The COVID-19 pandemic has had unparalleled ramifications for global health, social and economic systems and in Canada has had a deep impact on newcomers, immigration policies and the delivery of services to newcomers.

Canada’s immigration intake, the most important source of its population and labour force growth, has been severely disrupted by COVID-19. Lower immigration diminishes Canada’s population growth thereby undercutting economic growth and cultural vitality. Owing to the pandemic in 2020 Canada saw overall immigration reduced by more than half compared with the year 2019.

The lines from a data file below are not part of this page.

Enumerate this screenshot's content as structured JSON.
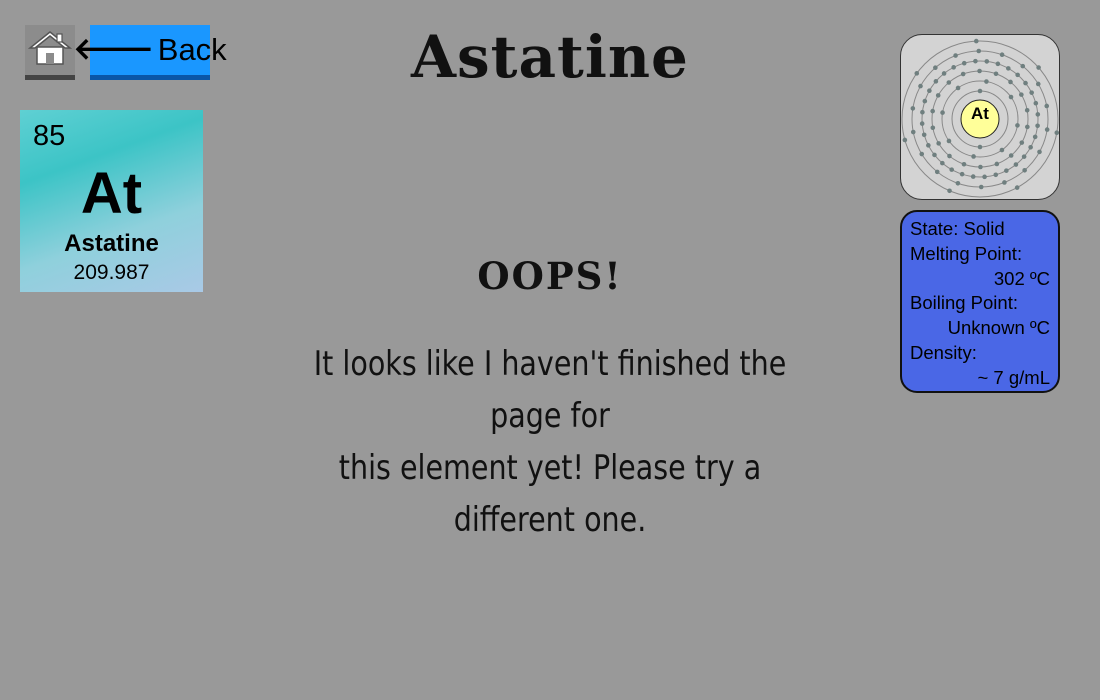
{
  "nav": {
    "back_label": "Back"
  },
  "page_title": "Astatine",
  "tile": {
    "atomic_number": "85",
    "symbol": "At",
    "name": "Astatine",
    "atomic_mass": "209.987"
  },
  "shell_diagram": {
    "nucleus_label": "At",
    "electron_shells": [
      2,
      8,
      18,
      32,
      18,
      7
    ]
  },
  "info": {
    "state": "State: Solid",
    "melting_label": "Melting Point:",
    "melting_value": "302 ºC",
    "boiling_label": "Boiling Point:",
    "boiling_value": "Unknown ºC",
    "density_label": "Density:",
    "density_value": "~ 7 g/mL"
  },
  "message": {
    "heading": "OOPS!",
    "line1": "It looks like I haven't finished the page for",
    "line2": "this element yet! Please try a different one."
  },
  "colors": {
    "background": "#999999",
    "back_button": "#1a97ff",
    "info_box": "#4a67e6",
    "nucleus": "#ffff99"
  }
}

In order to make up for the shortfall of newcomers, the government of Canada announced that beginning in 2021 the country would welcome 400 000 newcomers (the previous target for that year was about 350,000). And there would be additional increases over the next two years so as to address crucial labour market gaps and keep Canada competitive on the world stage.

The pandemic has highlighted the contribution of immigrants to the well-being of our communities and our health care system with significant numbers of immigrants working on the country’s front lines.

This is a critical time in the history of Canada, a country where immigration has played a fundamental role. In meeting the economic and social challenges ahead it will be essential for maximal cooperation between key immigration sector partners and stakeholders. Also engagement with immigration partners outside of Canada and various international agencies will be increasingly important.

To that end, in what will likely be the most important Metropolis Conference to date, from March 22nd to March 26th, 2021 the 23rd edition of this year’s virtual gathering will devote five consecutive days to deliberations between service providers, policy makers and researchers around immigration, integration and settlement. The Conference will examine the multiple and varied impact of the pandemic on migrants, migration and mobility as well as our collective contributions to COVID-19 response and recovery.